Developing talent is a de facto management activity. Managers who fail to recognize that their daily interactions with their employees either develops or marginalizes employee talent are habitually represented in mediocre or failing performance.
Conversely managers who have mastered the skill of developing talent are identifiable in their continuous strong results.
The relational skills, approaches and perspectives high performing managers utilize to improve performance recognizes high performers and transitions low performers either toward greater productivity or out of the company. Whether these skills are employed intentionally or intuitively they can be described as mentoring.
Mentoring is often popularly viewed as a monolithic activity. However, research indicates that highly effective managers utilize a composite of combined skills and interactions to develop employees in career and personal (psychosocial) feedback. In a multi-generational workforce mentoring offers a powerful tool for the convergence of existing and emerging talent.
Leveraging mentoring within an organization allows the organization to:
- Leverage knowledge within short time constraints typical of many competitive environments
- Acculturate new employees quickly and “cross-culturate” older and younger employees to generate new energy and engagement
- Reinforce a positive organizational culture
- Connect multiple generations into more effective work teams – an important competitive advantage in today’s multigenerational workforce
Initiating a mentoring approach in a company does not require large capital expenditures or lengthy training periods. Creating a mentoring environment first requires that key leaders exercise the self-awareness needed to define their most effective contribution and investment in emerging leaders. Mentoring consists of at least twelve discrete functions including:
Career Functions | Psychosocial functions |
Coaching | Discipline |
Training | Role Modeling |
Sponsorship | Acceptance & confirmation |
Protection | Counseling |
Exposure & Visibility | Friendship |
Challenging Assignments | Spiritual guide |
Experienced leaders do not need to be competent in all twelve mentoring functions – they do need to know what functions they are best suited to employ in developing others.
The power of mentoring is that it recognizes that that learning is a career-long process. Much of what is associated with effective leadership cannot be fully engaged in a classroom setting. One must actually lead to learn what leadership is and how the tools of leadership (e.g., communication, vision, decision making, structure, care for others, emotional awareness in personal interactions, commitment to learning, appreciation of functions outside one’s expertise and situational awareness) are expressed effectively.
Creating a mentoring environment does not require a commitment to coordinate mentoring efforts through existing talent development processes or other management communication lines. This helps if the culture of the organization supports mentoring efforts. However, even where organizational structures fail to support mentoring effective leaders can employ mentoring as a means of leading change and improving performance.

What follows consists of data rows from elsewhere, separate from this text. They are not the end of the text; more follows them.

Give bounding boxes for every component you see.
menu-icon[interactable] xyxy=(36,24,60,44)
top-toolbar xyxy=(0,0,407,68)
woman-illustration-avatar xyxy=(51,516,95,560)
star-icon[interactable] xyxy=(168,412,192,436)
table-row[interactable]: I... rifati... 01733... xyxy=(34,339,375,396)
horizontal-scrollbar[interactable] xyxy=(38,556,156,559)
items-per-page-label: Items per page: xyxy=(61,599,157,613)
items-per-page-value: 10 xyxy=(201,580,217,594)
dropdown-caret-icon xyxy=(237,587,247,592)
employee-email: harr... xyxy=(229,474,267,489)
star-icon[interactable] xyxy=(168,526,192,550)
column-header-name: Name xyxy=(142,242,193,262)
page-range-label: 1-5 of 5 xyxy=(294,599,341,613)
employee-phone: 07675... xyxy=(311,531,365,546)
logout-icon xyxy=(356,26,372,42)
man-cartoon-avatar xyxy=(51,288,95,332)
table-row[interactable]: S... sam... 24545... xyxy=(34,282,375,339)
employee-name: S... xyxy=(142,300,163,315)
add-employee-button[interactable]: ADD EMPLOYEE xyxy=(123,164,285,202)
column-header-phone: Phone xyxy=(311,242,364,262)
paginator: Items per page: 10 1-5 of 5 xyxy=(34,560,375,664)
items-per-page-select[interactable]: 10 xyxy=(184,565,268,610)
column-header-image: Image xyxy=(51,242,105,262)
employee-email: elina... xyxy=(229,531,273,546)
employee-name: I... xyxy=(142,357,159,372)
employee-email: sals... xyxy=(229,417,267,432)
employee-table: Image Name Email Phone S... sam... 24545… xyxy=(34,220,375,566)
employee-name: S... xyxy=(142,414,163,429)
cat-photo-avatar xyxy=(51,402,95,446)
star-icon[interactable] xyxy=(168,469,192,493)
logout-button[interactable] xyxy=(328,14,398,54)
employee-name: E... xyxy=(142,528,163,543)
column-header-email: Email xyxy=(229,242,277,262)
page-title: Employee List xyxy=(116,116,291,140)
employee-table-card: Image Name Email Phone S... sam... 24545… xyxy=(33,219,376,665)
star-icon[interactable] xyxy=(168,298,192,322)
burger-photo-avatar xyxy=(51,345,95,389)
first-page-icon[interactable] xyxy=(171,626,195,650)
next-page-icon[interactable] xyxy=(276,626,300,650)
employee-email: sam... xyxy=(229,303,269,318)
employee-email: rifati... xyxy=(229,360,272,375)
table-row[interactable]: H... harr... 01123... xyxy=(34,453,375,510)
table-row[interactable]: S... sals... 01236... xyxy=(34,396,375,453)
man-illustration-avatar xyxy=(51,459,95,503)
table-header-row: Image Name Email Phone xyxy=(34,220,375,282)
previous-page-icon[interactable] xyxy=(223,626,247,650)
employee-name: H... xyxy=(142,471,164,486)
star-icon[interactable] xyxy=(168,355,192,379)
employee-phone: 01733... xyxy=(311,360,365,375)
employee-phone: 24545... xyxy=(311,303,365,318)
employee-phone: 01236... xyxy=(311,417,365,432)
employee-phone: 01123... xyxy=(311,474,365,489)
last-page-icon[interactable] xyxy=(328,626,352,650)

Creating a mentoring environment is a powerful way to be deliberate about corporate culture and how it can enhance competitive advantage. Where mentoring is viewed as a corporate activity organizational learning can be accelerated. It is this learning culture that provides a competitive advantage because it continually allows and encourages emerging leaders to question the status quo by looking at new horizons. Innovation is rarely a reactive activity (with reference to what may be wrong with the organization) it is a proactive activity in seeing the ways an organization can address needs no one else has seen. This does not mean that innovation is blind to reality – rather it is brutally clear on one hand and refreshingly transparent on the other.
Most likely your organization already has mentors working in it. Look around, identify these mentors and encourage their work. Let them set the pace for influencing a mentoring culture. Often this move is much more effective than determining that mentoring needs to occur and implementing a program to make it happen. Programs work as company-wide initiatives in my experience only when they hitchhike on the skills of those already engaged in developing the next layer of leaders. Where this is not happening the chances are leaders are far too insecure to engage mentoring. If this is the case then a completely different set of challenges needs to be addressed.